Dalam kunjungan tersebut diduga dibiayai oleh Arif disertai dengan adanya pemberian sejumlah uang kepada rombongan yang ikut, termasuk salah satunya kepada Budi.
Setelah studi banding ke Thailand tersebut, Budi memerintahkan salah satu staf PTPN XI untuk menyiapkan dan memproses pelaksanaan pelelangan dengan nantinya dimenangkan oleh PT Wahyu Daya Mandiri.
Arif diduga menyiapkan perusahaan lain agar seolah-olah turut sebagai peserta lelang.
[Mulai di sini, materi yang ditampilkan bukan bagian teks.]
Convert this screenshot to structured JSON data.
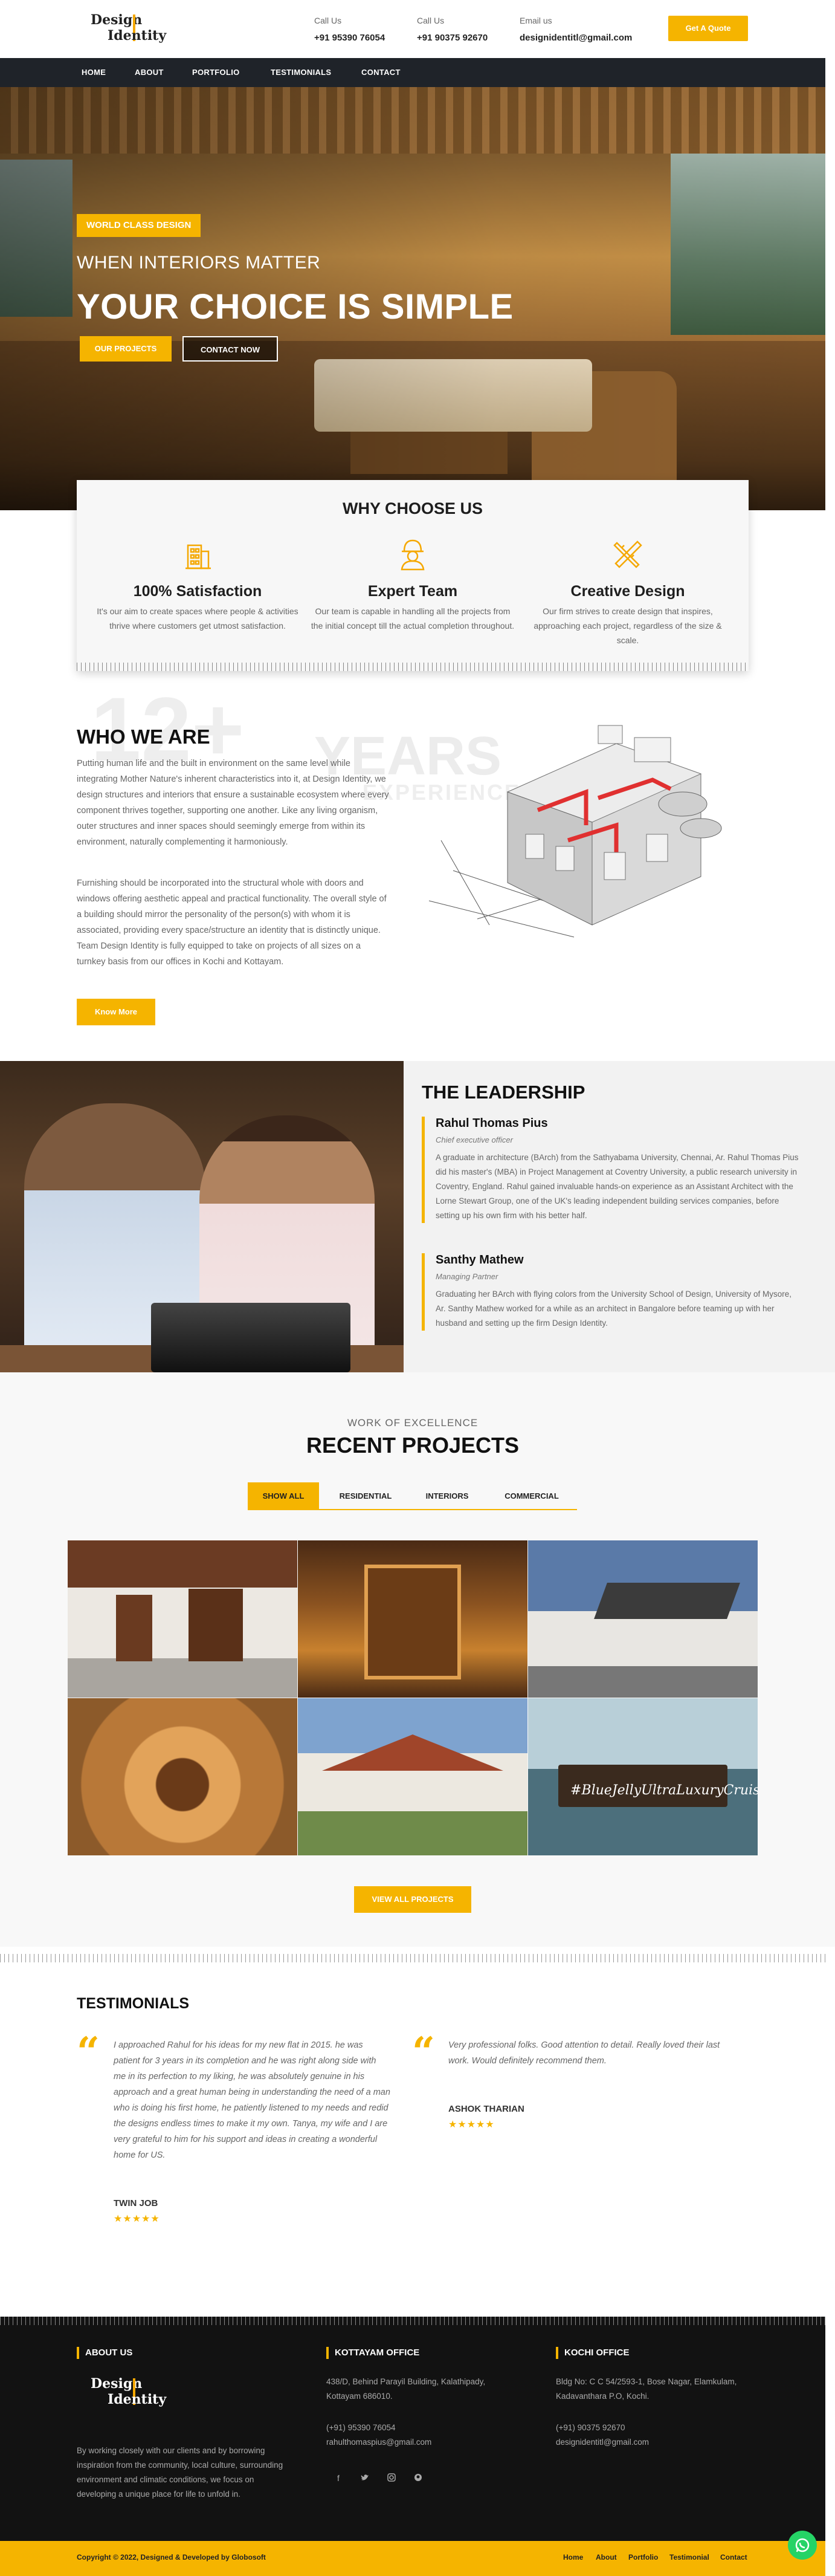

Selain itu, Arif juga aktif dalam proses penyusunan spesifikasi teknis harga barang yang dijadikan sebagai acuan awal dalam penentuan HPS (Harga Perkiraan Sendiri) senilai Rp78 miliar, termasuk data-data kelengkapan untuk lelang pengadaan 1 lot six roll mill di PG Djatiroto.
Adapun nilai kontrak yang telah disusun atas dasar kesepakatan Budi dan Arif yaitu senilai Rp79 miliar.
Saat proses lelang dilakukan, diduga terdapat beberapa persyaratan yang telah diatur untuk memenangkan PT Wahyu Daya Mandiri, di antaranya terkait waktu penyerahan barang yang dimajukan tanggalnya pada saat aanwijzing, karena PT Wahyu Daya Mandiri sudah lebih dulu menyiapkan komponen barangnya.
Diduga pula saat proses lelang masih berlangsung, ada pemberian 1 unit mobil oleh Arif kepada Budi.
Terkait proses pembayaran, diduga ada kelebihan nilai pembayaran yang diterima oleh PT Wahyu Daya Mandiri yang disetujui oleh Budi.
Adapun dugaan kerugian negara yang ditimbulkan dalam proyek pengadaan ini sejumlah sekitar Rp15 miliar dari nilai kontrak Rp79 miliar.
Atas perbuatannya, Budi dan Arif disangkakan melanggar Pasal 2 ayat (1) dan atau Pasal 3 Undang-Undang Nomor 31 Tahun 1999 sebagaimana telah diubah dengan Undang-Undang Nomor 20 Tahun 2001 tentang Perubahan atas Undang-Undang Nomor 31 Tahun 1999 tentang Pemberantasan Tindak Pidana Korupsi Jo. Pasal 55 ayat (1) ke-1 Kitab Undang-Undang Hukum Pidana.